Apple also announced performance and design improvements across its 2027 software releases. iPhone and iPad apps are expected to launch up to 30 percent faster, photos can load up to 70 percent faster after being taken, and AirDrop transfers can be up to 80 percent faster. Browsing and transferring files between external drives and iPad is also said to be up to 5x faster.
The software design is being refined with a new Settings slider for Liquid Glass, allowing users to adjust the look from ultra-clear to fully tinted. Mac updates bring back design elements such as a more uniform toolbar, edge-to-edge sidebars, and colored sidebar icons.
Other updates coming this fall include iCloud Shared Albums with cross-platform full-resolution photo sharing, support for perimenopause and menopause in Cycle Tracking, a new dynamic Apple Watch app grid with five Siri-suggested apps, custom EQ for AirPods, faster Wi-Fi connection on Apple Vision Pro, and enhanced Flyover in Apple Maps using aerial imagery combined with AI.
Availability, Supported Devices, and Limits
The new features are available for developer testing through the Apple Developer Program, with a public beta coming through the Apple Beta Software Program next month. New software features will be available as a free software update this fall.
Apple Intelligence will be available to users who enable it on supported products set to a supported language. Supported languages include English, Danish, Dutch, French, German, Italian, Norwegian, Portuguese, Spanish, Swedish, Turkish, Vietnamese, Chinese (simplified), Chinese (traditional), Japanese, and Korean. Some features may not be available in all regions or languages.
Apple Intelligence and Siri AI in iOS 27, iPadOS 27, macOS 27, watchOS 27, and visionOS 27 will be available on iPhone 16 models or later, iPhone 15 Pro, iPhone 15 Pro Max, iPad mini (A17 Pro), iPad models with M1 or later, MacBook Neo (A18 Pro), Mac with M1 or later, Apple Vision Pro, Apple Watch Series 9 or later, Apple Watch Ultra 2 or later, and Apple Watch SE 3 when paired with an Apple Intelligence-enabled iPhone nearby.
Some Apple Intelligence features, including image generation, will have daily usage limits because they rely on powerful server models. Increased access will be available with most iCloud+ subscription plans, which also include Apple Intelligence support for compatible Home cameras.
Siri AI will be available as a beta later this year for users with a supported device set to English, with more languages expected to follow. Mac and Apple Vision Pro users in the EU will be able to access Siri AI when set to a supported language, but Siri AI will not initially be available in the EU on iOS, iPadOS, and watchOS. Siri AI and other new Apple Intelligence features will not be available in China while Apple works through regulatory requirements.
Why This Update Matters
Apple’s next-generation Apple Intelligence is not just a feature update.
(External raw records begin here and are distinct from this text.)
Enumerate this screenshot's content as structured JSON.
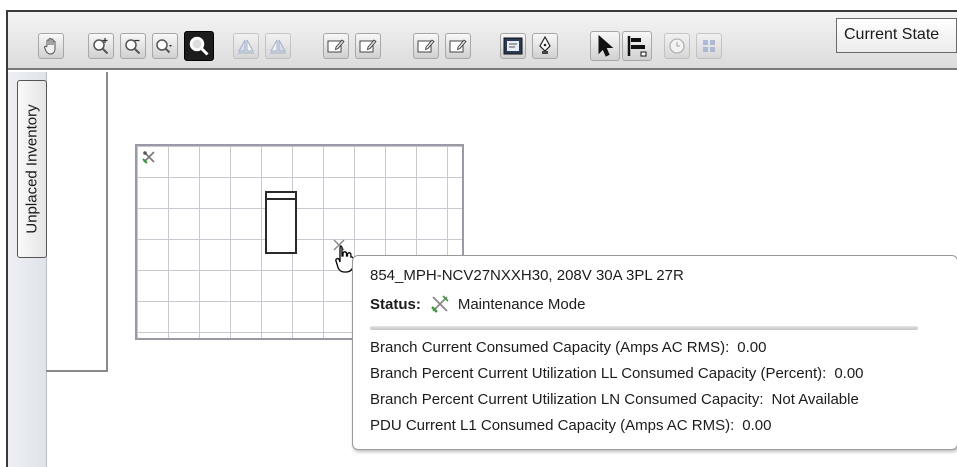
{
  "toolbar": {
    "tools": [
      {
        "name": "pan-tool",
        "icon": "hand-icon"
      },
      {
        "name": "zoom-in",
        "icon": "zoom-in-icon"
      },
      {
        "name": "zoom-out",
        "icon": "zoom-out-icon"
      },
      {
        "name": "zoom-menu",
        "icon": "zoom-dropdown-icon"
      },
      {
        "name": "zoom-fit",
        "icon": "magnifier-icon"
      },
      {
        "name": "flip-horizontal",
        "icon": "flip-h-icon"
      },
      {
        "name": "flip-vertical",
        "icon": "flip-v-icon"
      },
      {
        "name": "edit-1",
        "icon": "note-edit-icon"
      },
      {
        "name": "edit-2",
        "icon": "note-edit-icon"
      },
      {
        "name": "edit-3",
        "icon": "note-edit-icon"
      },
      {
        "name": "edit-4",
        "icon": "note-edit-icon"
      },
      {
        "name": "properties",
        "icon": "properties-icon"
      },
      {
        "name": "pen",
        "icon": "pen-icon"
      },
      {
        "name": "select",
        "icon": "arrow-cursor-icon"
      },
      {
        "name": "align",
        "icon": "align-icon"
      },
      {
        "name": "clock",
        "icon": "clock-icon"
      },
      {
        "name": "grid",
        "icon": "grid-icon"
      }
    ],
    "state_select": {
      "value": "Current State"
    }
  },
  "sidebar": {
    "tab_label": "Unplaced Inventory"
  },
  "tooltip": {
    "title": "854_MPH-NCV27NXXH30, 208V 30A 3PL 27R",
    "status_label": "Status:",
    "status_value": "Maintenance Mode",
    "rows": [
      {
        "label": "Branch Current Consumed Capacity (Amps AC RMS):",
        "value": "0.00"
      },
      {
        "label": "Branch Percent Current Utilization LL Consumed Capacity (Percent):",
        "value": "0.00"
      },
      {
        "label": "Branch Percent Current Utilization LN Consumed Capacity:",
        "value": "Not Available"
      },
      {
        "label": "PDU Current L1 Consumed Capacity (Amps AC RMS):",
        "value": "0.00"
      }
    ]
  },
  "colors": {
    "maintenance_icon": "#3a9a3a",
    "maintenance_icon_secondary": "#8a8a8a"
  }
}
It is a strategic repositioning of the Apple ecosystem around AI-assisted computing. The company is not presenting AI as a separate chatbot destination, but as a layer that works across apps, devices, and personal context.
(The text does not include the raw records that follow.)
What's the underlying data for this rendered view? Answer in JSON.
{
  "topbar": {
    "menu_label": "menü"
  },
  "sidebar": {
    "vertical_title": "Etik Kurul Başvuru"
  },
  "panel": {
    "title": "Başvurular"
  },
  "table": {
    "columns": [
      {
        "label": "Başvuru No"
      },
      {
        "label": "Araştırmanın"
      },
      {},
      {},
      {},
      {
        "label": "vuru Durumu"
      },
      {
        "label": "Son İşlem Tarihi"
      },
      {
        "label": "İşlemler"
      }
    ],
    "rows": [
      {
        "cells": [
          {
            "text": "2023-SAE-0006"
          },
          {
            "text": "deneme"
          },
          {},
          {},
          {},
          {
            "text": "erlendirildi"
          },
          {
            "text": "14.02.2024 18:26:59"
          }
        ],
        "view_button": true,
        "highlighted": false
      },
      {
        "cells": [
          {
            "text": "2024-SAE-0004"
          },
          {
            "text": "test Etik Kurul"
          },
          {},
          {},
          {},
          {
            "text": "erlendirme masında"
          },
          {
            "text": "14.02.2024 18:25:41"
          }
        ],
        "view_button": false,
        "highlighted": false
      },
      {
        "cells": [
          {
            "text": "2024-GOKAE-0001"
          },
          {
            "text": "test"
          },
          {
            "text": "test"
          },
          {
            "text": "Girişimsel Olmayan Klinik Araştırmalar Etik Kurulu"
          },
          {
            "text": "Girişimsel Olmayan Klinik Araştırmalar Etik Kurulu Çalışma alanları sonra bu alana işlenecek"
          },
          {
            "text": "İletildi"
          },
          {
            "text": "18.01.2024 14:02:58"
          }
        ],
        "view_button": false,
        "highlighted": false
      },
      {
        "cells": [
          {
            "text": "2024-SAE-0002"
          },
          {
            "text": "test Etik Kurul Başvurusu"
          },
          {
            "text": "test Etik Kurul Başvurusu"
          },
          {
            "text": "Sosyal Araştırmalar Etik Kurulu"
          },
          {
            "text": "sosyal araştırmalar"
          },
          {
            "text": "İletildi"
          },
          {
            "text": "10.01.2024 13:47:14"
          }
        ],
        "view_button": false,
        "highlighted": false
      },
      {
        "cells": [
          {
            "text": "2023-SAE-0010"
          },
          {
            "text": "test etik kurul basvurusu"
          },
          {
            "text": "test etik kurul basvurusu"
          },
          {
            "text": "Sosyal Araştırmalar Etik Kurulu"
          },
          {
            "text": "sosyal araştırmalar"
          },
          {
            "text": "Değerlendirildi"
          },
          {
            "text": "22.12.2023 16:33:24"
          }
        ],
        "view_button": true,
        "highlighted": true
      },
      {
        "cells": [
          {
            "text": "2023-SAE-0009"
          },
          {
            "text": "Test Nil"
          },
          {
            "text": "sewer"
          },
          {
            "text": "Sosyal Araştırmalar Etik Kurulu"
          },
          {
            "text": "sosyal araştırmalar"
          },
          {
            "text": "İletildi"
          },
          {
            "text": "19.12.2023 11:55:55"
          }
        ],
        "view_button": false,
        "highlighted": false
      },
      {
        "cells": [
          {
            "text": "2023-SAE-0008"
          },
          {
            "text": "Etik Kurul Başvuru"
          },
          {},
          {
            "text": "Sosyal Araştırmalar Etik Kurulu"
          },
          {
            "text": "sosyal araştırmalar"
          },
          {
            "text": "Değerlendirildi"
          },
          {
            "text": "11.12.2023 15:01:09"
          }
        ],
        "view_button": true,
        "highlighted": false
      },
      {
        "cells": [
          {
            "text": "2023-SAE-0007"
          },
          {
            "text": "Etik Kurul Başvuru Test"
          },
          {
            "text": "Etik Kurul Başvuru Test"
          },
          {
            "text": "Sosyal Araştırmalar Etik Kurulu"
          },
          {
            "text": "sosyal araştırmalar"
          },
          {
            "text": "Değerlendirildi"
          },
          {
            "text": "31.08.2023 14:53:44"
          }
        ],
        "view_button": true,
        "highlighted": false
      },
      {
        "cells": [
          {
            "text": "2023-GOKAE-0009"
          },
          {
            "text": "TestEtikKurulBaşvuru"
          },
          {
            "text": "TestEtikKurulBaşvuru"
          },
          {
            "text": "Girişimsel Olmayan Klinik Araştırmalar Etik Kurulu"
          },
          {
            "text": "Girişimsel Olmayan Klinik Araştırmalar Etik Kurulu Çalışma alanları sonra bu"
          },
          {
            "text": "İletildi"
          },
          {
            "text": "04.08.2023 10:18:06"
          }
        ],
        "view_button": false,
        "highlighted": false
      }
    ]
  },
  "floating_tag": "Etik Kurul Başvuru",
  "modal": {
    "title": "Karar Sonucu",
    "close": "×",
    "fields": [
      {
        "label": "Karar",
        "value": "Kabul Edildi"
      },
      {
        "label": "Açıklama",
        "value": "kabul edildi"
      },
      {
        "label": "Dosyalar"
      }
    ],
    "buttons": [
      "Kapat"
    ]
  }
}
That approach could make Apple Intelligence more useful for ordinary users because it appears inside familiar workflows: editing a photo, finding a message, changing a password, searching Safari tabs, summarizing camera clips, drafting an email, or creating a shortcut.
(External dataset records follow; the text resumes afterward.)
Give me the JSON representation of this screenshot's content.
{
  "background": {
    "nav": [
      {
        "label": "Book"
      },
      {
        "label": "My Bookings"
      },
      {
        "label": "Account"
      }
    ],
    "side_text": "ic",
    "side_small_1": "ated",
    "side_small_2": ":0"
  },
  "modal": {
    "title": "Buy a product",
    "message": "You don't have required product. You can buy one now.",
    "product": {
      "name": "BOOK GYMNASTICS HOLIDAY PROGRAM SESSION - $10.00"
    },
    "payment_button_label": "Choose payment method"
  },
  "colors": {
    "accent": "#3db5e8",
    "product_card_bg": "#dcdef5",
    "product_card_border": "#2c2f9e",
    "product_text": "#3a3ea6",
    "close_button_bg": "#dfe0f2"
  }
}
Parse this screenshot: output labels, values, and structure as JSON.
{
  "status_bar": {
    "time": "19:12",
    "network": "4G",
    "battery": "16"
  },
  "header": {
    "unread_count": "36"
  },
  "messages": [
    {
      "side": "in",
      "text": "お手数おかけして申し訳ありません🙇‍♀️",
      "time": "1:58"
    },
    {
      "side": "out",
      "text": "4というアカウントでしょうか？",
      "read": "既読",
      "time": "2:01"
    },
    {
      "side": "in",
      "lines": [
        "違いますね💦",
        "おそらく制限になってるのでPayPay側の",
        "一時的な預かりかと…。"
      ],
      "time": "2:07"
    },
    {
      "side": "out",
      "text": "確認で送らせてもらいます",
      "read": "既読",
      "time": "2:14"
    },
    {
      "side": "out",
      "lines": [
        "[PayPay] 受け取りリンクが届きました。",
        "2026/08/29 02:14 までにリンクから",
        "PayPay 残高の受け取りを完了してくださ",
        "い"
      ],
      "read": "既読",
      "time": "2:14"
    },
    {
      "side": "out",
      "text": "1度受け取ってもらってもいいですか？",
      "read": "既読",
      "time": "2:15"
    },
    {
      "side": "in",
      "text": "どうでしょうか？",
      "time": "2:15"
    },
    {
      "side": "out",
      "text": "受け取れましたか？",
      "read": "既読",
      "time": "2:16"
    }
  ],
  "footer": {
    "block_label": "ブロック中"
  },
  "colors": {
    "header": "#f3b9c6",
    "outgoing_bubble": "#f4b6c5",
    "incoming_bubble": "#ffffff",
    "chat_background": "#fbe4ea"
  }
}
The bigger question is execution. Apple’s promise depends on whether these features work reliably, protect privacy as advertised, and feel natural rather than intrusive. If they do, Apple Intelligence could become one of the most important software shifts in the Apple ecosystem in years.
For now, the message is clear: Apple wants AI to become a deeply integrated part of the iPhone, iPad, Mac, Apple Watch, and Vision Pro experience — not by replacing apps, but by making them smarter, more personal, and more capable.